Mutations of Hox genes in insects result in strange aberrations such as legs growing where antennae should be. Vertebrates with Hox gene mutations normally die before birth, but it has been suggested that mutations in Hox genes are involved in major changes such as the loss of the hind-limbs in whales, and that, very early on in animal evolution, Hox genes were responsible for the formation of different phyla. [A phylum is a group of animals with a body-plan very different from that of any other group of animals, such as molluscs, vertebrates etc.: the equivalent groups in plants are called divisions.]
It is thought that Hox mutations may sometimes result in the reappearance of ancestral features which had been switched off - such as a tail occurring in a normally tailless species. The characteristic is suppressed in the first place by a Hox mutation but the code for it is still present. This code is no longer being subjected to selection pressure to keep it accurate, and over the very long term it will become corrupted by random mutations - but it will probably remain readable, and capable of being reactivated by a reverse Hox mutation, for many millions of years. Mice with a Hoxa2 mutation have extra, non-functional jaw-bones - of a reptilian pattern.
Genes can also be sex-limited if they affect a characteristic which is only found in one sex. A female may have a gene affecting the shape of the penis, or a male one regulating pregnancy, but they will have no effect and nothing to affect.

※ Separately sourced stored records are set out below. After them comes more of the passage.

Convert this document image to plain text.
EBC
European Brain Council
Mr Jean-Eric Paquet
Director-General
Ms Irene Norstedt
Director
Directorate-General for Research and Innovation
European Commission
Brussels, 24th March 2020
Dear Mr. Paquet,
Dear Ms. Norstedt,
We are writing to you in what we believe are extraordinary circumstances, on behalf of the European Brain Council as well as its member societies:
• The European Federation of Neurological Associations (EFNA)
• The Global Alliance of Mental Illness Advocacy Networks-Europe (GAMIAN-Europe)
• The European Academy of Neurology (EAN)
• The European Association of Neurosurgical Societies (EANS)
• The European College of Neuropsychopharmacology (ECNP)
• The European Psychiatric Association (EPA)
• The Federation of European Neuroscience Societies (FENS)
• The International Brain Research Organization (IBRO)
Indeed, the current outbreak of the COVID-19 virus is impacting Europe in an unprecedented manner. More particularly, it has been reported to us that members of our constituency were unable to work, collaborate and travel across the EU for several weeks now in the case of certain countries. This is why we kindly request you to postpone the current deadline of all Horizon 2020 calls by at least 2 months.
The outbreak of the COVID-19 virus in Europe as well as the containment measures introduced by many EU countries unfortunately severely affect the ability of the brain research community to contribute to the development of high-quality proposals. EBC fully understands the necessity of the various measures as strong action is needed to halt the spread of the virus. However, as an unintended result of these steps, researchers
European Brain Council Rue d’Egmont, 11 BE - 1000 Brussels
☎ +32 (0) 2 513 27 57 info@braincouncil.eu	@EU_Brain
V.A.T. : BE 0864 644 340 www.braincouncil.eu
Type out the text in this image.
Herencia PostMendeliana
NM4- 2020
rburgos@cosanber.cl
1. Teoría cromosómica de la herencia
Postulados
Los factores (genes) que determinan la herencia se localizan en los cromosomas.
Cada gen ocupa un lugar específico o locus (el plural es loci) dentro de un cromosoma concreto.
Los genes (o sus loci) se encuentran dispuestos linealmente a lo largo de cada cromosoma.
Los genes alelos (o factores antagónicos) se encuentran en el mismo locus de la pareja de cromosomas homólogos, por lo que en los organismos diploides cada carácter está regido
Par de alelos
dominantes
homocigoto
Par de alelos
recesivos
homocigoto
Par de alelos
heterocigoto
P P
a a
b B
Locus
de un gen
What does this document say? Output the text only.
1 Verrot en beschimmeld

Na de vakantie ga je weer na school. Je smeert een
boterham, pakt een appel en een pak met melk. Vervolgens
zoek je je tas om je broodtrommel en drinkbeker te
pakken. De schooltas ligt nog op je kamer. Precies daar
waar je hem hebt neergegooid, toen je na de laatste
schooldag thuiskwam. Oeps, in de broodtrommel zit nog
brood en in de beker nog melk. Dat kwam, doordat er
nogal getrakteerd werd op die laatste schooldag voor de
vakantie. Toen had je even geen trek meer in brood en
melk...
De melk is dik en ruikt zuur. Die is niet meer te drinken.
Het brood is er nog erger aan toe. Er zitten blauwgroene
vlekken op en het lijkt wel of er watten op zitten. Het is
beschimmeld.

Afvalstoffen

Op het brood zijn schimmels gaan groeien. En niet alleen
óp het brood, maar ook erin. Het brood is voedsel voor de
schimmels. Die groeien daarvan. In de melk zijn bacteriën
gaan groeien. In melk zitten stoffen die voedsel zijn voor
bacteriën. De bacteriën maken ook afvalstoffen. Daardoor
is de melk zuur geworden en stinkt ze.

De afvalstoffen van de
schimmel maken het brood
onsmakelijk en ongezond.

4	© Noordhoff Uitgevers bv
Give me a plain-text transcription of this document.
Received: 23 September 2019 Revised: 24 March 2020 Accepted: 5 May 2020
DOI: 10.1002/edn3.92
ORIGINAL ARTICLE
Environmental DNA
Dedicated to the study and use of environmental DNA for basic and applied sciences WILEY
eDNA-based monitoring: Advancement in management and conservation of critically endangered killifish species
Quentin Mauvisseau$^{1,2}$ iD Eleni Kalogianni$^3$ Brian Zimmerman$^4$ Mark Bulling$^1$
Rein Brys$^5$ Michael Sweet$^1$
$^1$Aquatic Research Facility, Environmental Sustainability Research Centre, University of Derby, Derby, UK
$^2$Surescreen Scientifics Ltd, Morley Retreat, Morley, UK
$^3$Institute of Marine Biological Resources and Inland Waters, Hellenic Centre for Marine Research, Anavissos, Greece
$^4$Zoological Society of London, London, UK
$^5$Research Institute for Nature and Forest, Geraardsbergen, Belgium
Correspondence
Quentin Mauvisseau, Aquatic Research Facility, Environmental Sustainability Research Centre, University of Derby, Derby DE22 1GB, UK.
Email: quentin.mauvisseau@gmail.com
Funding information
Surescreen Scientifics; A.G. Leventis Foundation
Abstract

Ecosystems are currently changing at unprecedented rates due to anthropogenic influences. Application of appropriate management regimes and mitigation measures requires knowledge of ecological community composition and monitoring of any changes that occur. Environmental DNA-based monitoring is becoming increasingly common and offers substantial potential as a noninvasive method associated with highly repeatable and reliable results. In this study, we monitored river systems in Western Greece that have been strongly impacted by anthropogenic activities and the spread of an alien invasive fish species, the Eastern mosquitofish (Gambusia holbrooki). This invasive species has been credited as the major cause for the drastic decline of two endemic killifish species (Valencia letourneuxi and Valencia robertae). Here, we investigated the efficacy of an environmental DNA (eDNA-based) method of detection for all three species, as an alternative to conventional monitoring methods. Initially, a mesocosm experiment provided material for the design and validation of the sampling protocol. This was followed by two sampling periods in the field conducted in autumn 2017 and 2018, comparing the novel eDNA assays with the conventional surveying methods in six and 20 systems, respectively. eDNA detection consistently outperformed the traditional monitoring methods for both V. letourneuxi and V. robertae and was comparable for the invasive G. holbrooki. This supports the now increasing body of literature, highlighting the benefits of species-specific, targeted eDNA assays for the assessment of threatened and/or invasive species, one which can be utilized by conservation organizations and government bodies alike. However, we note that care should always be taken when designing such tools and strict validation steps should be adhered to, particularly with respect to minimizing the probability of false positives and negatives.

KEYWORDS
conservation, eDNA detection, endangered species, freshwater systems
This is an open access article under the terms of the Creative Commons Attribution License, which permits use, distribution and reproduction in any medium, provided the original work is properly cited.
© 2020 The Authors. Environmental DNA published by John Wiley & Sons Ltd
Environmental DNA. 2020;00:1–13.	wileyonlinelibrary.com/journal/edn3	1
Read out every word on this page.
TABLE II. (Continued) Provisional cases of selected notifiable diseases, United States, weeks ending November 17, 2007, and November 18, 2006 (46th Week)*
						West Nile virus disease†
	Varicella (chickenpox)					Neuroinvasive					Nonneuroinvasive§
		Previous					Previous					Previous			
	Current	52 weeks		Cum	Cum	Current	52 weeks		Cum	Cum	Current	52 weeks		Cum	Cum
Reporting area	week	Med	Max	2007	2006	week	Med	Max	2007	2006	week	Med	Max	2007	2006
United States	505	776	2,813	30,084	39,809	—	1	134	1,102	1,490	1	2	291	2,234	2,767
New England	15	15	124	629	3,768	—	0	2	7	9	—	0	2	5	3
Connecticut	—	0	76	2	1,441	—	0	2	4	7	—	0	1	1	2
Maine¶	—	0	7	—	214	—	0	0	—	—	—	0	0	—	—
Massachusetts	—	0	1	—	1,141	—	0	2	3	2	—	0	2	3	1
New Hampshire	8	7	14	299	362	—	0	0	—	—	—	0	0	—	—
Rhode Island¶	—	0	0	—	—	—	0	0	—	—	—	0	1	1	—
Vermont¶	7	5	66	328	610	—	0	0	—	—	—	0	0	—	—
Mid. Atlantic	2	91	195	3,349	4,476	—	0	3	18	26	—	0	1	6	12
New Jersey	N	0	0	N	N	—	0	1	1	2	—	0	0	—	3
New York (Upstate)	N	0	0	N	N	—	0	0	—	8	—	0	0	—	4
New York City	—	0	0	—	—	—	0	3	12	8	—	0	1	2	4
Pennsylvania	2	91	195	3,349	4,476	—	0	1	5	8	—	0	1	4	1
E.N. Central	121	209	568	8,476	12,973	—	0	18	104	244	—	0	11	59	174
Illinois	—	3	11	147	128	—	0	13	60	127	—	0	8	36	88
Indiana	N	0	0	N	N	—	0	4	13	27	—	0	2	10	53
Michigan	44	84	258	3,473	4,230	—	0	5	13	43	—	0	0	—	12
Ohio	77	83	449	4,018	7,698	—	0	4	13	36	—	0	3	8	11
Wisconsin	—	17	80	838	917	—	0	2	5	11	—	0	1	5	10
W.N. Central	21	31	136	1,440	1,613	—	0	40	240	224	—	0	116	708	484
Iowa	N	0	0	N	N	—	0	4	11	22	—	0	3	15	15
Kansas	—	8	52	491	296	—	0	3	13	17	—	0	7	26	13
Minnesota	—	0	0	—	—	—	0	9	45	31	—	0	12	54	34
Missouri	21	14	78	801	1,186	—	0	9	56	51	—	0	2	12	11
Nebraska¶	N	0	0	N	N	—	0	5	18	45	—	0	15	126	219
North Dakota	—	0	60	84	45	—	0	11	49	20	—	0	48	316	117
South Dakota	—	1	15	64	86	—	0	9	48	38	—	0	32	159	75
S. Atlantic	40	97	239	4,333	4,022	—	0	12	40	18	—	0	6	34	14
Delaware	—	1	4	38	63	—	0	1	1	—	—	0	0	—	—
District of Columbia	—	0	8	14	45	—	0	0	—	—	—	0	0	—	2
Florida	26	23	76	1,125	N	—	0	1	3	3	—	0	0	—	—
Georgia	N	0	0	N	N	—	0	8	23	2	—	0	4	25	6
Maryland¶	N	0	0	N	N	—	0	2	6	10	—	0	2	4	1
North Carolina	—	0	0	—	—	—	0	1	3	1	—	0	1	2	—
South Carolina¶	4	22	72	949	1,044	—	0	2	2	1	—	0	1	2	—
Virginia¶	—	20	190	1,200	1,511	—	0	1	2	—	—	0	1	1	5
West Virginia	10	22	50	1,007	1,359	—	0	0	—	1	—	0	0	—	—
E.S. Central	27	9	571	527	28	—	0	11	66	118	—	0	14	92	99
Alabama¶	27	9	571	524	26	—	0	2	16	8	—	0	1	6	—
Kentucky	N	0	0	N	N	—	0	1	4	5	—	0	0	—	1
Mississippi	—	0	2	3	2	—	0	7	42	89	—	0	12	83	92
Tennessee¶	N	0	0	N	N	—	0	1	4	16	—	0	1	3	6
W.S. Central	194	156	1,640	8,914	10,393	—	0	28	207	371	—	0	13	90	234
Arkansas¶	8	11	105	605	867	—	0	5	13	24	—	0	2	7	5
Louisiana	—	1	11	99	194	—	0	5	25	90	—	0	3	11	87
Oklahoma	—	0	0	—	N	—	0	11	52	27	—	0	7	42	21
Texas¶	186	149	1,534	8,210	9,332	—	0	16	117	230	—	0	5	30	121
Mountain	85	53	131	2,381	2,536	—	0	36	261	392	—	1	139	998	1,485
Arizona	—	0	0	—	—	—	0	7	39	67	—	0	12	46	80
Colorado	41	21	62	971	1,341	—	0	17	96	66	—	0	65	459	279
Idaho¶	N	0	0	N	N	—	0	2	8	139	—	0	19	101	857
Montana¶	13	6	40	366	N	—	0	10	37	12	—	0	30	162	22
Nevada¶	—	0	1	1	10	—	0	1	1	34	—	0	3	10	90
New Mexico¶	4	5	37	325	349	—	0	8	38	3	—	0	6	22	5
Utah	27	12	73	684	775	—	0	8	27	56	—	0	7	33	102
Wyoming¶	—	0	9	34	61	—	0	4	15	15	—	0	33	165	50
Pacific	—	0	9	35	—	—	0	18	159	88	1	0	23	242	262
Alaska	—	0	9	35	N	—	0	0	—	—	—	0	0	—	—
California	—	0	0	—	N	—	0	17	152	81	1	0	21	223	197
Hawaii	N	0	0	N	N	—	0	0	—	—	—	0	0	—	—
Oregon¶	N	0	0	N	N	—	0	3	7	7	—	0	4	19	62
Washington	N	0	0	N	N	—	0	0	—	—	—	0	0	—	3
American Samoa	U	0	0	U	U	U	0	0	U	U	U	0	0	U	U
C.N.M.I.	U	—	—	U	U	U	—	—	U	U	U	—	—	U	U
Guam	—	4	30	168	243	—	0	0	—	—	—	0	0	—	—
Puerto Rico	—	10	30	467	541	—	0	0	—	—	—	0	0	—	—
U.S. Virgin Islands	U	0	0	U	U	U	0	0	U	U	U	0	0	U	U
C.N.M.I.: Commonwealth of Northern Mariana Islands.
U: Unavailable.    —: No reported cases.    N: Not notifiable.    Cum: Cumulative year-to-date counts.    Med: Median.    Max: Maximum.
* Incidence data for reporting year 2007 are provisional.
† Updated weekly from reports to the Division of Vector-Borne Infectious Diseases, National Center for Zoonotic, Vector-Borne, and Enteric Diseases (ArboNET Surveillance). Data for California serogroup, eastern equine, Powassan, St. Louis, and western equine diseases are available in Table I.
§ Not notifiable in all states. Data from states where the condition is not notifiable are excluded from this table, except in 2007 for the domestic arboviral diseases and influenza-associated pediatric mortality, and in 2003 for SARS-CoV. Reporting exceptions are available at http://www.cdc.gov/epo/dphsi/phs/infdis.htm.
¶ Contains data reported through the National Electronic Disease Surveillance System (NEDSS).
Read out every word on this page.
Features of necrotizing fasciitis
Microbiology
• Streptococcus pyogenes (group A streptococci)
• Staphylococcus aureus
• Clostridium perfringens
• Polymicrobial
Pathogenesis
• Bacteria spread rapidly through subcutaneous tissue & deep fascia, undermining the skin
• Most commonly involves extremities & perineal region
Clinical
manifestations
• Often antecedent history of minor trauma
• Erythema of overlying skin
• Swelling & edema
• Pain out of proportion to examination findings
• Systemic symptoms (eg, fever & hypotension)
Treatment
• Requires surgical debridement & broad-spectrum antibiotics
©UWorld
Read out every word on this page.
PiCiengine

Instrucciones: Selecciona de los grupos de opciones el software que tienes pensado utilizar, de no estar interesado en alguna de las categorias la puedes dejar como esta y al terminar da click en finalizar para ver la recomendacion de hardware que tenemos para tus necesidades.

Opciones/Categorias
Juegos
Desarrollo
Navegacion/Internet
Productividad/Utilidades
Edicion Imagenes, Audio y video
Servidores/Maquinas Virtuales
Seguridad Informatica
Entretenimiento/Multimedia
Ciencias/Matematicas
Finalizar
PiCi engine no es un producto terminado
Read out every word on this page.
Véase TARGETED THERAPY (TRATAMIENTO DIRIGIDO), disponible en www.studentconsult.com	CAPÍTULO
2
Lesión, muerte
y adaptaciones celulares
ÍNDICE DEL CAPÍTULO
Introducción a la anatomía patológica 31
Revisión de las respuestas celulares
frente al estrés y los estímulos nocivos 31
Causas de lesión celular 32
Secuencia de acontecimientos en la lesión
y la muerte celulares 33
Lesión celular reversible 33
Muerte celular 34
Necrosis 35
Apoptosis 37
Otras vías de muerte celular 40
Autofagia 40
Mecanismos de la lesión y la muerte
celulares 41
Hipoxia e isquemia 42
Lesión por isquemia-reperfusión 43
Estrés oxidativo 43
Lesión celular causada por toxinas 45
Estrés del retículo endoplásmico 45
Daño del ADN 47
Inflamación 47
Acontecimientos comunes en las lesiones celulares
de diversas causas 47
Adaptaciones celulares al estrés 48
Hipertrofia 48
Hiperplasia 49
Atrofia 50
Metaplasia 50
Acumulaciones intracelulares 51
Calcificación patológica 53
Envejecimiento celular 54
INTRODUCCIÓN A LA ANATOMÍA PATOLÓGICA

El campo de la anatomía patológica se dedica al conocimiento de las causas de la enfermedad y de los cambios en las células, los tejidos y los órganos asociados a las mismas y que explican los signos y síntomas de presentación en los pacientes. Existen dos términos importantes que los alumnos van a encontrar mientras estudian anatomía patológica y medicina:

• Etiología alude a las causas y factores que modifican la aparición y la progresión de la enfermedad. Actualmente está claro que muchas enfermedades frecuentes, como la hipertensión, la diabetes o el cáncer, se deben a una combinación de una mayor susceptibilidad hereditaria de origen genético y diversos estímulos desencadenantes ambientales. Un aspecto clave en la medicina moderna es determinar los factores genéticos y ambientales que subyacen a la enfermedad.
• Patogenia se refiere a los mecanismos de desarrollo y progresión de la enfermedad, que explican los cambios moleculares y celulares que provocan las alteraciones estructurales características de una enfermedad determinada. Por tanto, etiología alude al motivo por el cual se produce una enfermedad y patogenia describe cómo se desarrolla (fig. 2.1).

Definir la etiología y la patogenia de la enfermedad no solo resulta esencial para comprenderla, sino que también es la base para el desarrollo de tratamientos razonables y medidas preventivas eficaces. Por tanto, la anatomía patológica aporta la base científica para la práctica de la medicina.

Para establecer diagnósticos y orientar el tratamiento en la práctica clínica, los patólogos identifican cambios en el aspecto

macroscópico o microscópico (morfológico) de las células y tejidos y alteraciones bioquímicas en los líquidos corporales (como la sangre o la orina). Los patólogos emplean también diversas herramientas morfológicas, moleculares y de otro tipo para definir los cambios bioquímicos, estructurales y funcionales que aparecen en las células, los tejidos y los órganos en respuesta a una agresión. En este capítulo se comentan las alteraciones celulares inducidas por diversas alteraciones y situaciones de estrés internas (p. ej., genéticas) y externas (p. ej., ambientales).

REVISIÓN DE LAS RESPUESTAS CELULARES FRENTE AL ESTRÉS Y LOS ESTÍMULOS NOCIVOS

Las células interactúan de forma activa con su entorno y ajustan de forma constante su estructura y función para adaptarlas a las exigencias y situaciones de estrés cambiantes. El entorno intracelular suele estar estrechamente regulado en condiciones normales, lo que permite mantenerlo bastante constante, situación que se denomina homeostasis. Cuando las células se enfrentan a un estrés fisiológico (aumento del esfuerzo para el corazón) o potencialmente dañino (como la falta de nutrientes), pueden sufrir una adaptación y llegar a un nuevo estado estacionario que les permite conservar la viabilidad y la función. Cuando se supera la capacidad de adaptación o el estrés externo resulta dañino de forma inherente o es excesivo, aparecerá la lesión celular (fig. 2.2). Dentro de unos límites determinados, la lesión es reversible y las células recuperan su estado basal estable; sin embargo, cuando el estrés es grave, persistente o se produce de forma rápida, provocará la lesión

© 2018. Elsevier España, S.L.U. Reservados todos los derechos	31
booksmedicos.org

Presumably semi-identical twins could form conjoined twin pairs in the same manner as identical twins. It may also be that the cases mentioned above, where otherwise identical twins differed in some characteristic such as hair colour, were in fact unidentified cases of semi-identical twins.
It is unlikely that a mosaic mutation would result in multiple changes to the finished organism, unless it affects a very major controlling gene. If the organism only has e.g. odd patches of colour or of rexing, or a non-hormonal hermaphroditism (mixture of genders), it's probably a mosaiac: if it has two or more such mixed characteristics it's probably a chimaera.
It could be said that all female mammals are mosaics, because they are made from a mix of two cell-types according to which X-chromasome is switched off.